Él poseía algo
que me hacía estremecer el corazón, desde aquel primer día, cuando a través de
la ventana, lo vi sentado vestido en su traje gris.
Había
despertado algo que hacía mucho tiempo estuvo dormido en mi interior. Era un anhelo
puro y ardiente.
Emanaba de sus
ojos como una fuerza imantada, escondida, misteriosa.
¿Qué era? Cómo
definir aquella emoción que yo sentía de pronto, al estar sentada frente a
él.
Él está allá,
pensando en qué escribir, a la una de la tarde, o quizás en medio de la noche.

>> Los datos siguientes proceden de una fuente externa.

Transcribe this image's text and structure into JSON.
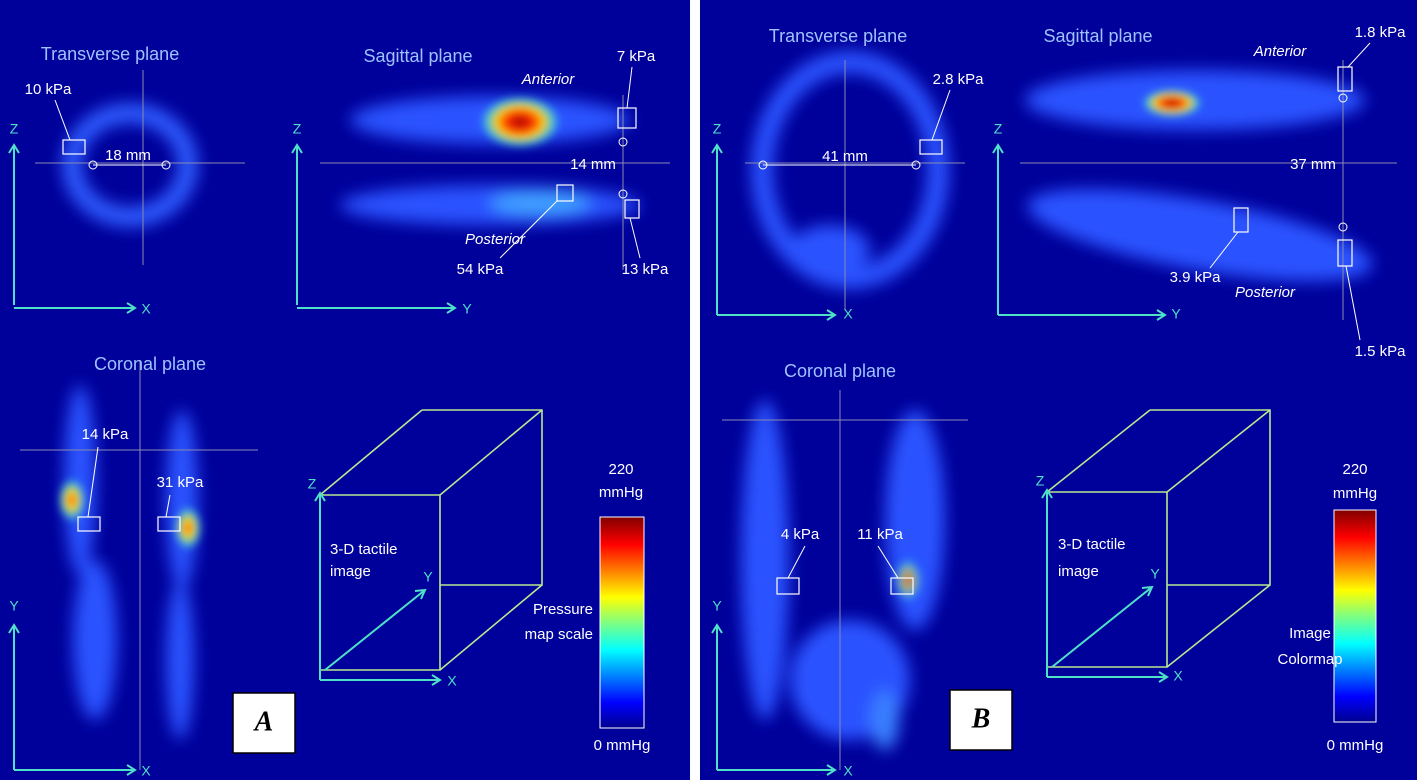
{
  "panels": [
    {
      "label": "A",
      "transverse": {
        "title": "Transverse plane",
        "pressure": "10 kPa",
        "distance": "18 mm",
        "vertical_axis": "Z",
        "horizontal_axis": "X"
      },
      "sagittal": {
        "title": "Sagittal plane",
        "anterior": "Anterior",
        "posterior": "Posterior",
        "pressures": [
          "7 kPa",
          "54 kPa",
          "13 kPa"
        ],
        "distance": "14 mm",
        "vertical_axis": "Z",
        "horizontal_axis": "Y"
      },
      "coronal": {
        "title": "Coronal plane",
        "pressures": [
          "14 kPa",
          "31 kPa"
        ],
        "vertical_axis": "Y",
        "horizontal_axis": "X"
      },
      "cube": {
        "caption": [
          "3-D  tactile",
          "image"
        ],
        "axes": [
          "Z",
          "Y",
          "X"
        ]
      },
      "colorbar": {
        "max": [
          "220",
          "mmHg"
        ],
        "title": [
          "Pressure",
          "map scale"
        ],
        "min": "0 mmHg"
      }
    },
    {
      "label": "B",
      "transverse": {
        "title": "Transverse plane",
        "pressure": "2.8 kPa",
        "distance": "41 mm",
        "vertical_axis": "Z",
        "horizontal_axis": "X"
      },
      "sagittal": {
        "title": "Sagittal plane",
        "anterior": "Anterior",
        "posterior": "Posterior",
        "pressures": [
          "1.8 kPa",
          "3.9 kPa",
          "1.5 kPa"
        ],
        "distance": "37 mm",
        "vertical_axis": "Z",
        "horizontal_axis": "Y"
      },
      "coronal": {
        "title": "Coronal plane",
        "pressures": [
          "4 kPa",
          "11 kPa"
        ],
        "vertical_axis": "Y",
        "horizontal_axis": "X"
      },
      "cube": {
        "caption": [
          "3-D tactile",
          "image"
        ],
        "axes": [
          "Z",
          "Y",
          "X"
        ]
      },
      "colorbar": {
        "max": [
          "220",
          "mmHg"
        ],
        "title": [
          "Image",
          "Colormap"
        ],
        "min": "0 mmHg"
      }
    }
  ]
}
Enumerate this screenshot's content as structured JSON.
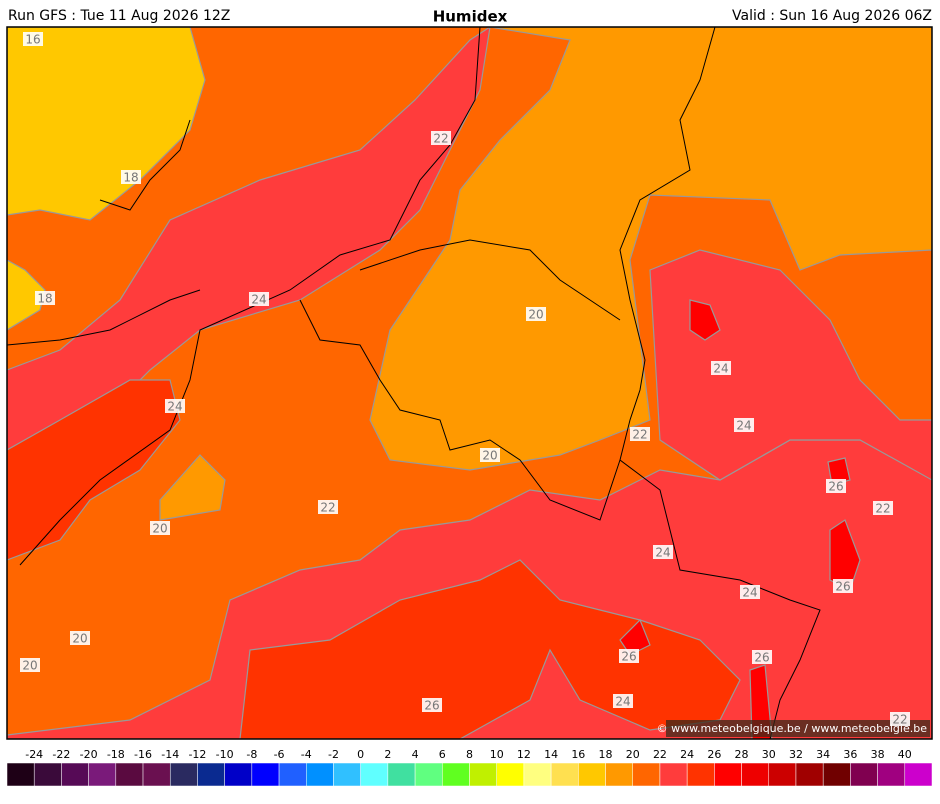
{
  "header": {
    "run": "Run GFS : Tue 11 Aug 2026 12Z",
    "title": "Humidex",
    "valid": "Valid : Sun 16 Aug 2026 06Z"
  },
  "contour_labels": [
    16,
    18,
    18,
    22,
    24,
    20,
    24,
    24,
    24,
    22,
    20,
    26,
    22,
    22,
    20,
    24,
    26,
    24,
    20,
    26,
    26,
    20,
    24,
    26,
    22
  ],
  "credit": "© www.meteobelgique.be / www.meteobelgie.be",
  "colorbar": {
    "labels": [
      -24,
      -22,
      -20,
      -18,
      -16,
      -14,
      -12,
      -10,
      -8,
      -6,
      -4,
      -2,
      0,
      2,
      4,
      6,
      8,
      10,
      12,
      14,
      16,
      18,
      20,
      22,
      24,
      26,
      28,
      30,
      32,
      34,
      36,
      38,
      40
    ],
    "colors": [
      "#1e0016",
      "#3a0a3a",
      "#560a56",
      "#7a1a7a",
      "#5a0a40",
      "#6a1050",
      "#2a2a60",
      "#0a2a90",
      "#0000c8",
      "#0000ff",
      "#2060ff",
      "#0090ff",
      "#30c0ff",
      "#60ffff",
      "#40e0a0",
      "#60ff80",
      "#60ff20",
      "#c0f000",
      "#ffff00",
      "#ffff80",
      "#ffe050",
      "#ffc800",
      "#ff9900",
      "#ff6600",
      "#ff3c3c",
      "#ff3300",
      "#ff0000",
      "#ee0000",
      "#cc0000",
      "#a00000",
      "#700000",
      "#800050",
      "#a00080",
      "#cc00cc"
    ]
  }
}
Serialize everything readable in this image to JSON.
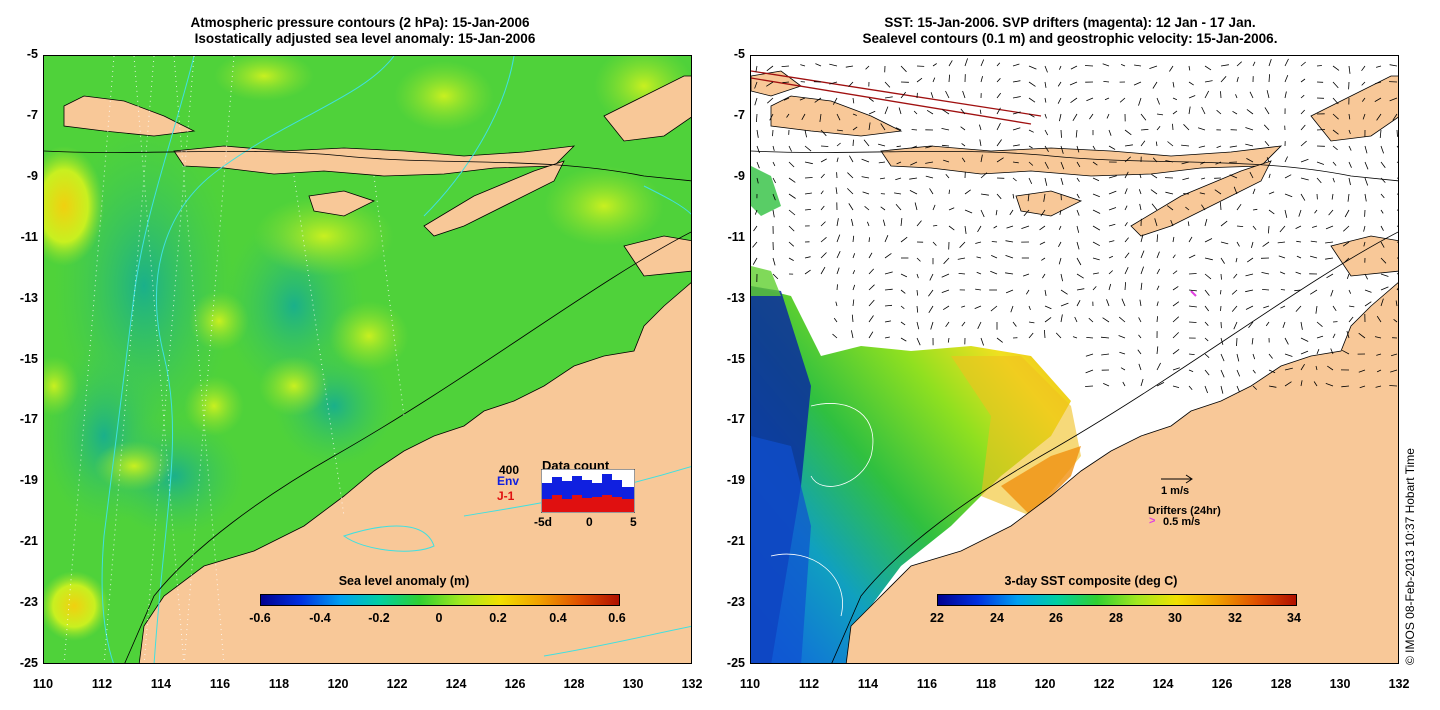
{
  "left_panel": {
    "title_line1": "Atmospheric pressure contours (2 hPa): 15-Jan-2006",
    "title_line2": "Isostatically adjusted sea level anomaly: 15-Jan-2006",
    "colorbar_title": "Sea level anomaly (m)",
    "colorbar_ticks": [
      "-0.6",
      "-0.4",
      "-0.2",
      "0",
      "0.2",
      "0.4",
      "0.6"
    ],
    "data_count": {
      "title": "Data count",
      "scale_label": "400",
      "env_label": "Env",
      "j1_label": "J-1",
      "axis_labels": [
        "-5d",
        "0",
        "5"
      ],
      "env_color": "#1020e0",
      "j1_color": "#e01010"
    }
  },
  "right_panel": {
    "title_line1": "SST: 15-Jan-2006. SVP drifters (magenta): 12 Jan - 17 Jan.",
    "title_line2": "Sealevel contours (0.1 m) and geostrophic velocity: 15-Jan-2006.",
    "colorbar_title": "3-day SST composite (deg C)",
    "colorbar_ticks": [
      "22",
      "24",
      "26",
      "28",
      "30",
      "32",
      "34"
    ],
    "velocity_scale_label": "1 m/s",
    "drifters_label": "Drifters (24hr)",
    "drifter_speed_label": "0.5 m/s",
    "drifter_color": "#e040e0"
  },
  "axes": {
    "y_ticks": [
      "-5",
      "-7",
      "-9",
      "-11",
      "-13",
      "-15",
      "-17",
      "-19",
      "-21",
      "-23",
      "-25"
    ],
    "x_ticks": [
      "110",
      "112",
      "114",
      "116",
      "118",
      "120",
      "122",
      "124",
      "126",
      "128",
      "130",
      "132"
    ]
  },
  "colors": {
    "land": "#f8c898",
    "ocean_sla_base": "#4fd23a",
    "contour": "#40e0e0"
  },
  "credit": "© IMOS 08-Feb-2013 10:37 Hobart Time"
}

Y yo aquí, tratando de recordar lo que iba pensando mientras caminaba durante
la mañana.
Él no es mi
sol, ni mi luna, ni mi estrella, porque es un ser pensante, maravilloso, que
posee algo, ese algo que aún me hace estremecer cuando lo miro a través de esta
ventana.
Camino y lo
veo, en el pestañear de los pétalos de rosa, cuando las mece el viento; en el
aleteo de un gorrión con el cuerpo mojado por la lluvia. Y siento su perfume,
al pasar frente a la arboleda cubierta de frutas de guayaba, maduras y jugosas,
o de enredaderas de maracuyá (mburucuyá) prendidas al cerco de alambre tejido.
Y lo escucho, en el gorjeo de una paloma o en el canto del zorzal.
No es locura,
ni soy zombi. Estoy cuerda, muy cuerda.